Ele explicou que esse percurso levou à criação de um novo projeto, com a OPIRJ, tendo assim uma articulação regional capaz de ampliar o alcance das ações. “Hoje, com a OPIRJ, conseguimos avançar para as 13 terras indígenas do Juruá. Essa ligação entre o que fizemos na Apiwtxa e o que estamos fazendo agora com a OPIRJ é muito grande, porque mostra que não é um projeto isolado, mas uma construção coletiva para o futuro do nosso povo”, afirmou.
Para Piyãko, a consolidação desse processo representa um marco para todo o Vale do Juruá. “O tamanho disso é que agora não é só uma comunidade, mas uma região inteira fortalecida. O Fundo Amazônia nos permitiu dar esse salto e mostrar que o Juruá pode ser referência de gestão territorial e de sustentabilidade para a Amazônia”, concluiu.
O Projeto Gestão Territorial, coordenado pela OPIRJ com apoio do Fundo Amazônia, beneficia cerca de 11 mil pessoas. A iniciativa está estruturada em quatro eixos: fortalecimento institucional das organizações indígenas, aquisição de equipamentos e infraestrutura, promoção de atividades produtivas sustentáveis e valorização cultural. Entre as ações em andamento estão a capacitação de lideranças, a criação de planos de gestão territorial e ambiental, e o apoio a associações e cooperativas indígenas para ampliar sua capacidade de representação e de diálogo com instituições públicas e privadas.
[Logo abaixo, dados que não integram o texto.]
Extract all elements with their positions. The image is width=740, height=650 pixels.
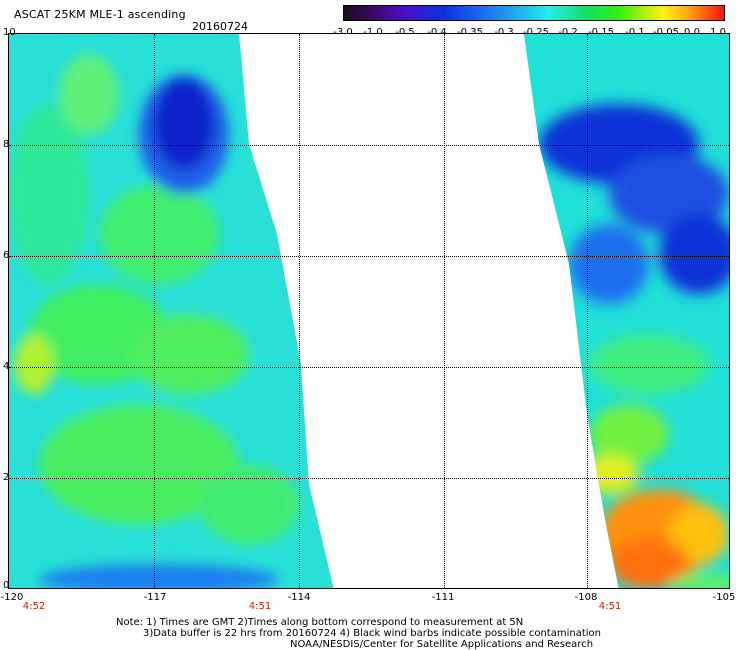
colorbar-label: -0.2 [558,27,578,38]
gridline-lon [154,34,155,588]
y-axis-label: 8 [3,139,10,150]
colorbar-label: -0.05 [653,27,679,38]
y-axis-label: 0 [3,580,10,591]
map-plot-area[interactable] [8,33,730,589]
left-swath [9,34,729,588]
colorbar-label: -0.5 [395,27,415,38]
y-axis-label: 10 [3,27,16,38]
gridline-lon [299,34,300,588]
note-line-2: 3)Data buffer is 22 hrs from 20160724 4)… [143,628,601,639]
colorbar-label: -0.1 [625,27,645,38]
note-line-1: Note: 1) Times are GMT 2)Times along bot… [116,617,524,628]
map-title: ASCAT 25KM MLE-1 ascending [14,8,186,21]
x-axis-label: -120 [0,592,24,603]
gridline-lat [9,256,729,257]
x-axis-label: -111 [431,592,455,603]
gridline-lat [9,367,729,368]
time-label: 4:51 [598,601,622,612]
colorbar-label: 1.0 [710,27,726,38]
right-swath [524,34,729,588]
note-line-3: NOAA/NESDIS/Center for Satellite Applica… [290,639,594,650]
gridline-lon [444,34,445,588]
map-date: 20160724 [192,20,248,33]
gridline-lon [587,34,588,588]
x-axis-label: -108 [574,592,598,603]
colorbar-label: -0.25 [523,27,549,38]
colorbar-label: 0.0 [684,27,700,38]
y-axis-label: 6 [3,250,10,261]
colorbar-label: -0.35 [457,27,483,38]
colorbar-label: -1.0 [363,27,383,38]
x-axis-label: -105 [712,592,736,603]
colorbar-label: -0.4 [427,27,447,38]
time-label: 4:52 [22,601,46,612]
x-axis-label: -117 [143,592,167,603]
colorbar-label: -0.15 [588,27,614,38]
y-axis-label: 4 [3,361,10,372]
colorbar-label: -3.0 [333,27,353,38]
gridline-lat [9,478,729,479]
colorbar-label: -0.3 [494,27,514,38]
gridline-lat [9,145,729,146]
x-axis-label: -114 [287,592,311,603]
time-label: 4:51 [248,601,272,612]
y-axis-label: 2 [3,472,10,483]
colorbar [343,5,725,21]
Na prática, o projeto vem implementando sistemas agroflorestais, investindo em segurança alimentar e na recuperação de áreas degradadas, além de organizar estratégias de monitoramento para proteger os territórios contra invasões e pressões externas. Também promove estudos e pesquisas sobre o patrimônio cultural material e imaterial dos povos indígenas do Juruá, fortalecendo identidades e tradições locais. Com esse conjunto de medidas, o Gestão Territorial busca consolidar um modelo de desenvolvimento que alia proteção ambiental, autonomia comunitária e geração de renda sem abrir mão da floresta.